“History repeats itself: first as tragedy then as farce,” according to Karl Marx. Not to be outdone, Congress and the president have gone Karl one better by managing both at once.


The “America Competes Act,” signed into law today by President Bush, is pungently reminiscent of the National Defense Education Act of 1958, passed during the techno-existential crisis that followed the Soviet Union’s 1957 launch of Sputnik, the world’s first artificial satellite.


The impact of the NDEA was slight. Adoption of new federally-sponsored curricula and teaching methods was slow and uneven, and the bureaucratic process through which the money was allocated did a predictably bad job of weeding out good scientific instruction programs from bad ones — so it isn’t clear that faster or broader adoption would have been desirable.


In addition to repeating that earlier mistake, the “America Competes Act” is also deeply ironic — its methods run precisely counter to its motivations. Spurred by the necessity of keeping up with foreign competitors in our global economy, Congress has decided to resort to central planning. What they have given us, in other words, is the “America Competes Via Central Planning Act.”


There is a painfully obvious, irony-free alternative: We can increase our global competitiveness in education by forcing all schools to compete for the privilege of serving each and every student. America, more than any other nation in history, has proven that market competition drives up quality and drives down costs across the entire economy. And yet, in the area of education, we remain unconsciously but inextricably wedded to a Marxist approach, despite overwhelming evidence of its inferiority.
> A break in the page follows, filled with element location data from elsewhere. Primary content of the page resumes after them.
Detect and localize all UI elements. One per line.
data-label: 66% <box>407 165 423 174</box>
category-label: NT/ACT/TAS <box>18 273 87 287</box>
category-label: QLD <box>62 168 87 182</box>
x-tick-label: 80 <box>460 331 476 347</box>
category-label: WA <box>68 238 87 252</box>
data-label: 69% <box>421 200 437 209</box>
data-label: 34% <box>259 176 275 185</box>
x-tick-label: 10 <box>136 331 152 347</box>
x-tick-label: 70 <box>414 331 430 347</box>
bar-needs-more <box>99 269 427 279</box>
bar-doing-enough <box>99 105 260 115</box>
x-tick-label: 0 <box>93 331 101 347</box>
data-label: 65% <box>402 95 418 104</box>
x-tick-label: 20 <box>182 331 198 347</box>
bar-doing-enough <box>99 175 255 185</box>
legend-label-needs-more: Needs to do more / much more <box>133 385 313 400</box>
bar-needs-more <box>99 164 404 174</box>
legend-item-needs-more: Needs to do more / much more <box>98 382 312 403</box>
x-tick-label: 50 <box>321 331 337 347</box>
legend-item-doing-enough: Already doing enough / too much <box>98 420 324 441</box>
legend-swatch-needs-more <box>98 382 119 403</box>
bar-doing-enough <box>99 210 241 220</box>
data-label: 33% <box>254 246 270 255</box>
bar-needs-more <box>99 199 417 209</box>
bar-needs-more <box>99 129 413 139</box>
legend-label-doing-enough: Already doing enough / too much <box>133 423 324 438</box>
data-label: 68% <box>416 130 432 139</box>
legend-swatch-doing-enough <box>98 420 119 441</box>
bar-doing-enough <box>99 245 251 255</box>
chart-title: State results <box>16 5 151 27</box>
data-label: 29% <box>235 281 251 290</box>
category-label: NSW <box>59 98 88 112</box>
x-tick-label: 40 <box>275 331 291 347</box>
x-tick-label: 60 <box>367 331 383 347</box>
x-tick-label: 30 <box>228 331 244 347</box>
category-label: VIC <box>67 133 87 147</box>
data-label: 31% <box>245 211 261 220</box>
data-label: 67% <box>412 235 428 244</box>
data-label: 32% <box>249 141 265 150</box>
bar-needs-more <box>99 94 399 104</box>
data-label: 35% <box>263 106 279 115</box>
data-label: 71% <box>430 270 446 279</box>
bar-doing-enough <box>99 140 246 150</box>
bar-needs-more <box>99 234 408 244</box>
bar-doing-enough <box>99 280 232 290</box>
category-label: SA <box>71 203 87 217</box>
It is as though Congress, like “international man of mystery” Austin Powers, has just awoken after sleeping in suspended animation since the 1960s, unaware of how the Cold War turned out.

Basil Expedition: The Cold War is over!
Austin Powers: Well! Finally those capitalistic pigs will pay for their crimes, eh? Eh comrades? Eh?
Basil Expedition: Austin… we won.
Austin Powers: Oh, groovy, smashing! Yay capitalism!

Uh, Congress? We won, and market forces work as well in education as in every other field.